Jordan Bardella ne se contente plus d’occuper la scène politique : il la façonne. À travers un discours plus tranché et une stratégie médiatique savamment calibrée, le président du Rassemblement National redessine les contours de la droite française, tout en consolidant sa stature de successeur désigné de Marine Le Pen.
Loin des clichés d’un été oisif, Jordan Bardella a transformé ses vacances en véritable séquence politique. Entre la finalisation d’un documentaire tourné par Guillaume Genton et la rédaction d’un second ouvrage, le président du RN a multiplié les signaux d’activité. À Ramatuelle, entouré de proches comme le député Franck Giletti, il a mêlé stratégie, introspection et mise en scène.
Ce documentaire intitulé Un an avec Jordan Bardella, initialement prévu sur C8 avant la fermeture de la chaîne, retrace son ascension et son quotidien politique. Parallèlement, son nouveau livre, attendu le 29 octobre, s’annonce comme un hymne à la “France qui travaille”. « Ce n’est pas mon journal intime, mais celui des Français », confie-t-il, en promettant un récit sur “les colères méprisées et l’espérance persistante”.
En partageant sur Instagram des clichés de son « repos studieux » dans une villa méditerranéenne, Bardella orchestre un équilibre entre image d’homme moderne, connecté et figure politique sérieuse, cultivant ainsi une proximité symbolique avec l’électorat populaire et patriote.
Un virage idéologique assumé : la fin du “ni droite ni gauche”
Mais au-delà de l’image, le fond du discours de Jordan Bardella évolue profondément. Invité sur le plateau de 100% Politique sur CNEWS, il a franchi un cap rhétorique : « Je ne laisserai jamais mon pays dans les mains de la gauche et encore moins de l’extrême gauche. »
Cette phrase marque un tournant. L’ancien dauphin de Marine Le Pen abandonne la posture transpartisane du “ni droite ni gauche” pour assumer un ancrage clair à droite, voire à droite dure. Cette stratégie vise à récupérer les électeurs orphelins des Républicains et à crédibiliser le RN comme force de gouvernement, non plus comme mouvement protestataire.
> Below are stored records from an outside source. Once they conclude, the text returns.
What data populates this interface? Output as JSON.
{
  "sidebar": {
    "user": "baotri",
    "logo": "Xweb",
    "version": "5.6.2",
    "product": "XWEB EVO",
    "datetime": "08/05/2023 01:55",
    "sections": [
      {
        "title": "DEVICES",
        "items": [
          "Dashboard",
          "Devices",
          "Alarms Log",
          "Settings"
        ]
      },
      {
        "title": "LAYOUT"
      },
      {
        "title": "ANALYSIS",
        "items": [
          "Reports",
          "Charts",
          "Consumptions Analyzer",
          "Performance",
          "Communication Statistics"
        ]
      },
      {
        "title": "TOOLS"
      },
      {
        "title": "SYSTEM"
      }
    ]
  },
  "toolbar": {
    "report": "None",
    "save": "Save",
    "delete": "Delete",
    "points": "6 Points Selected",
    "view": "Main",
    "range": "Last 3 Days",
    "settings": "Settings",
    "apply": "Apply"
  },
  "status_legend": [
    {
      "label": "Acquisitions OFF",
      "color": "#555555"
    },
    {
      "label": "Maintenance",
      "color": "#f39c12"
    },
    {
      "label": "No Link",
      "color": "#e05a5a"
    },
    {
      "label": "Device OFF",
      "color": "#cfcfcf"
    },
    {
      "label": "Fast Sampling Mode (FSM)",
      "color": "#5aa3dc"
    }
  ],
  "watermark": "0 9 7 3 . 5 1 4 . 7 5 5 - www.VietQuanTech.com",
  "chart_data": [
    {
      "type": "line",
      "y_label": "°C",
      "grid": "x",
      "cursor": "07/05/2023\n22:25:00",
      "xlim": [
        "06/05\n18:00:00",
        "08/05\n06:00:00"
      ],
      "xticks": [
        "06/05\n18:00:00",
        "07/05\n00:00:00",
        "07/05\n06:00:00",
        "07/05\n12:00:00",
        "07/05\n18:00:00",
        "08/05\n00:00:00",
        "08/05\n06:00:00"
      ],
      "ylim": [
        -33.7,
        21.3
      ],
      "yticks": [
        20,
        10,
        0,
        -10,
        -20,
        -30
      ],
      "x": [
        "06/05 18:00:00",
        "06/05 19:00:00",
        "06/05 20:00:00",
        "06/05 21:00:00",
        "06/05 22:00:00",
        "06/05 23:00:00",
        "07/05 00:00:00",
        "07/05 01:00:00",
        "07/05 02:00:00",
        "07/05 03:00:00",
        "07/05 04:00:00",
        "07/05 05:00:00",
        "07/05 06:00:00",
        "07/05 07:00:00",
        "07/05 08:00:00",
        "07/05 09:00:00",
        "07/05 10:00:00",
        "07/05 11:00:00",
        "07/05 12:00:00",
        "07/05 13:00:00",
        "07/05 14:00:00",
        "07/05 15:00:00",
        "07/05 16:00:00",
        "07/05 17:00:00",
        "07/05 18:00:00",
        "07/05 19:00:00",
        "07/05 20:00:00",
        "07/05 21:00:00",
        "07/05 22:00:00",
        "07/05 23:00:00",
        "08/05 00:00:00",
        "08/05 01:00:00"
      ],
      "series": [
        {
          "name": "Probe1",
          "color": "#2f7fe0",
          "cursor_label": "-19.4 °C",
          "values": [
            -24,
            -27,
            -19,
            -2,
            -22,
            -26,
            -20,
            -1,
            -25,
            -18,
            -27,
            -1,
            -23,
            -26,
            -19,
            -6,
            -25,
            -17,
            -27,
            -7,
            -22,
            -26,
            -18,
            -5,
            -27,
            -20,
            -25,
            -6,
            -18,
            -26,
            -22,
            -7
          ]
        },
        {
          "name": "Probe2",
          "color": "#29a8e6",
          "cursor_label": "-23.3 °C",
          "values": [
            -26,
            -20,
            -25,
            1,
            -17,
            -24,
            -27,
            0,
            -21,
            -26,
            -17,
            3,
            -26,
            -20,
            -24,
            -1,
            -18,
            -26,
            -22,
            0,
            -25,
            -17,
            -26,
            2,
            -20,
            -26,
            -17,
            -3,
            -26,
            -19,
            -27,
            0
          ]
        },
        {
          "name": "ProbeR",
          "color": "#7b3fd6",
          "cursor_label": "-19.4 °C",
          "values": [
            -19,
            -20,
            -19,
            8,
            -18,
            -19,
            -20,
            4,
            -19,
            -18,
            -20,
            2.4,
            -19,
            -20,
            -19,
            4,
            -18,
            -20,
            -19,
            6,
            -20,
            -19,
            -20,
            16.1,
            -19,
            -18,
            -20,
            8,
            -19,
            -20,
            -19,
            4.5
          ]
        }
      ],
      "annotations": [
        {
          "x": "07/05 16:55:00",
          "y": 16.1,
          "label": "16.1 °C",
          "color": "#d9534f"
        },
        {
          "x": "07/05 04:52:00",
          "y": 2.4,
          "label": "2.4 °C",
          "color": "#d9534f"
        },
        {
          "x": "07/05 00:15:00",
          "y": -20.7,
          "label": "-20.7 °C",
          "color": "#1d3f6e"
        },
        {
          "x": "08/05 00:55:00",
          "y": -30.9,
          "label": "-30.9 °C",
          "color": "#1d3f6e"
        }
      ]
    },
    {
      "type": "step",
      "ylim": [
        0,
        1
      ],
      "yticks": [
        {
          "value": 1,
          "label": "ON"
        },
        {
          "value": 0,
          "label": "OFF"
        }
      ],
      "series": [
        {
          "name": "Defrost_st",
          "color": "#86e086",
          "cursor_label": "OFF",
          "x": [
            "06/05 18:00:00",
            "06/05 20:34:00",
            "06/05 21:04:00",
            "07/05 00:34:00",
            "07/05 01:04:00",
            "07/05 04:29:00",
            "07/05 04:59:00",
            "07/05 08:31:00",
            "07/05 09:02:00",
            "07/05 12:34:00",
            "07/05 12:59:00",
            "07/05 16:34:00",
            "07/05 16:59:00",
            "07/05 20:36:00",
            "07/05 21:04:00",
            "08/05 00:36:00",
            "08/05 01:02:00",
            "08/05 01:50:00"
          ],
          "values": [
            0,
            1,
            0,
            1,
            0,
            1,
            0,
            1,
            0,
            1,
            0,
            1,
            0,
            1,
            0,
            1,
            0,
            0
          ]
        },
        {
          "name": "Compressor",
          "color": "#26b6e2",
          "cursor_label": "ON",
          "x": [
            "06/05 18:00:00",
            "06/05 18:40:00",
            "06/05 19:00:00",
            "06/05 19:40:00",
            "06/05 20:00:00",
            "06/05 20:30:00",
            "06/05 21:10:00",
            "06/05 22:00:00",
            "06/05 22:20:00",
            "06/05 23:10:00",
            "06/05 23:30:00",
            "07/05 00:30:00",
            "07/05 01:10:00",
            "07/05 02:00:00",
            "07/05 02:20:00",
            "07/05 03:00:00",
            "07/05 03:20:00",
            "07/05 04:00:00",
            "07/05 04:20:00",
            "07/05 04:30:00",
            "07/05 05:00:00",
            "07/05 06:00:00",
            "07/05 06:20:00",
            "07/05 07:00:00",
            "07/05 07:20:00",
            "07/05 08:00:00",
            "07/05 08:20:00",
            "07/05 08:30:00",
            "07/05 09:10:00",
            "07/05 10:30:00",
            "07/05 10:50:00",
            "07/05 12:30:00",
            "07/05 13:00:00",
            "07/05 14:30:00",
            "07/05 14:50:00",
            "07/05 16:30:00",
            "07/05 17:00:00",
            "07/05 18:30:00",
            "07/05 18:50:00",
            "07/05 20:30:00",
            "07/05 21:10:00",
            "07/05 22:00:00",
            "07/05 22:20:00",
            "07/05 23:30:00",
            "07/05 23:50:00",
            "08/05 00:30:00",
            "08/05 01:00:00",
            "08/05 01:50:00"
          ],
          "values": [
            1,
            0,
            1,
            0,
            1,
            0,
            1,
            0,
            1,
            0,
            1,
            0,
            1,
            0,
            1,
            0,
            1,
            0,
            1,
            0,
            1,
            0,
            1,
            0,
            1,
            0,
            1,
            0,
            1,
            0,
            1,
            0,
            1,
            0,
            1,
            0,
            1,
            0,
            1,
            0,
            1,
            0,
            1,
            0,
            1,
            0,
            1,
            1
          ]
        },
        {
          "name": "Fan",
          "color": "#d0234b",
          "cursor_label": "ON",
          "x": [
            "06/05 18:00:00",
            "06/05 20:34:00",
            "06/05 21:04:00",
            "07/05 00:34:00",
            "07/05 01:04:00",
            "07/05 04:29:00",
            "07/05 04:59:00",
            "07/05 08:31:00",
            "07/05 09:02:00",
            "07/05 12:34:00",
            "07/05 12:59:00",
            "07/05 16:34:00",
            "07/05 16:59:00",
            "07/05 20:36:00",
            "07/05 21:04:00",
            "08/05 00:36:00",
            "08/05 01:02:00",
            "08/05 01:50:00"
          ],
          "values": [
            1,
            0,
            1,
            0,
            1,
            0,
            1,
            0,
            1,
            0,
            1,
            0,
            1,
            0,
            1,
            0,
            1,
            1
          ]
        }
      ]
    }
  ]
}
Ses attaques répétées contre le “Nouveau Front populaire”, qualifié d’“assurance-vie du macronisme”, traduisent une volonté d’opposer deux blocs irréconciliables : d’un côté, les “patriotes” incarnant l’ordre et la souveraineté ; de l’autre, une gauche qu’il dépeint comme “sectaire, totalitaire et anti-démocratique”.
Ce glissement stratégique révèle aussi la volonté du jeune dirigeant de construire une union des droites, là où Marine Le Pen avait choisi de conserver une ligne populiste plus transversale. En s’inscrivant dans une dynamique de clivage assumé, Bardella se positionne comme le rempart idéologique d’une droite en quête de leadership.
Une machine médiatique parfaitement huilée
L’efficacité de cette stratégie repose sur une maîtrise totale des codes médiatiques et numériques. Ses apparitions sur CNEWS génèrent des records d’audience — plus de 500 000 téléspectateurs sur certains plateaux. Sur les réseaux sociaux, ses vidéos atteignent des millions de vues, notamment sur TikTok, où il utilise sarcasme et ironie pour dédiaboliser son discours.
Cette omniprésence n’a rien d’improvisé : elle s’inscrit dans une “campagne permanente” jusqu’en 2027, pensée avec Marine Le Pen pour préparer l’après-Macron. Selon plusieurs analystes, Bardella incarne “le visage souriant de la radicalité”, un communicant capable de séduire les jeunes autant que les électeurs conservateurs.
Là où d’autres politiques multiplient les maladresses médiatiques, lui orchestre chaque séquence avec précision, de ses interviews feutrées à ses stories Instagram calculées. Sa parole devient événement, chaque phrase étant pensée comme un marqueur idéologique et un test électoral grandeur nature.
Un duel en gestation pour 2027
Les derniers sondages confirment cette montée en puissance : Jordan Bardella serait désormais à égalité avec Édouard Philippe dans les intentions de vote pour la présidentielle de 2027. Ce scénario alimente l’idée d’un face-à-face inévitable entre le Rassemblement National et le bloc central, dans un paysage politique désormais polarisé.